Kepala BPH Migas M. Fanshurullah Asa menyebut cara efektif yang paling ampuh untuk mengatasi penyimpangan BBM subsidi adalah dengan menggunakan IT atau digitalisasi nozzle. Hal ini sangat diperlukan guna menekan masalah over kuota BBM bersubsidi dan penyalurannya lebih tepat sasaran.
"Menteri ESDM, Dirut Pertamina, Dirut Telkom, sudah berkomitmen Juni 2020 IT Nozzle yang mencatat CCTV, mencatat nomor polisi itu sudah berjalan, jadi tunggu," ujar Kepala BPH Migas M. Fanshurullah Asa, dalam keterangan tertulis, Rabu (12/2/2020).
Hal itu terungkap dalam rapat dengan pendapat BPH Migas dengan Komisi VII DPR. Melalui Surat Menteri ESDM No. 2548/10/MEM.S/2018 tanggal 22 Maret 2018, Menteri ESDM meminta Menteri BUMN agar mengintruksikan kepada Pertamina agar segera melaksanakan pencatatan penjualan JBT sesuai ketentuan Perpres Nomor 191 melalui pencatatan elektronik/ digitalisasi nozzle.
"Kalau IT nozzle ini berjalan, serta revisi konsumen pengguna juga berjalan, mudah-mudahan potensi jebolnya yang 2019 1,6 juta kilo liter, di tahun 2020 ini bisa dikurangi atau tidak sama sekali," lanjut Fanshurullah.

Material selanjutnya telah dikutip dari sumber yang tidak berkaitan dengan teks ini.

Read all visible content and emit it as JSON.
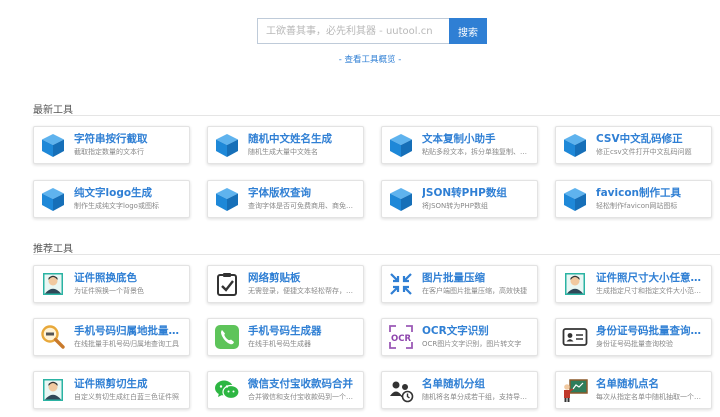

Menurut Fanshurullah, terdapat kelebihan kuota BBM Solar tahun 2019. Dari kuota yang ditetapkan APBN sebesar 14,5 juta kiloliter (KL), realisasi sebesar 16,2 juta KL. Dalam kata lain ada kelebihan kuota sebesar 1,6 juta KL.
Sementara itu Anggota Komisi VII dari Fraksi Demokrat Muhamad Nasir pun bercerita mengenai alasan overkuota di wilayah Riau. Menurutnya ada kelebihan kuota BBM sebesar 25%, namun ia mendapat laporan dari masyarakat justru BBM menjadi barang yang langka. Tentunya Nasir mempertanyakan kemana larinya BBM tersebut.
"Gimana cara (BPH Migas) menuntaskan kebocoran? Sekarang di Riau itu ada kelebihan kuota BBM sebesar 25%. Nah kemana itu? masyarakat bilang nggak ada, barangnya susah," ujar Nasir.
Menanggapi komentar tersebut Fanshurullah mengatakan, hal itu terjadi karena Peraturan Presiden (Perpres) No. 191 tahun 2014 tentang Penyediaan, Pendistribusian, dan Harga Jual Eceran Bahan Bakar Minyak. Selama Perpres itu belum direvisi, maka ada potensi BBM subsidi akan terus over kuota.
Penggunaan pencatatan elektronik dalam penyediaan dan pendistribusian BBM ini telah diatur dalam Peraturan BPH Migas Nomor 06 Tahun 2013 tentang Penggunaan Teknologi Informasi dalam Penyaluran Bahan Bakar Minyak.
Penyiapan teknologi terpadu ini, juga tertuang dalam Surat Keputusan Kepala BPH Migas No. 38/P3JBT/BPH Migas/Kom/2017 tanggal 19 Desember 2017 tentang Penugasan Badan Usaha untuk melaksanakan penyediaan dan Pendistribusian JBT Tahun 2018 sampai dengan tahun 2022 kepada PT. Pertamina (Persero).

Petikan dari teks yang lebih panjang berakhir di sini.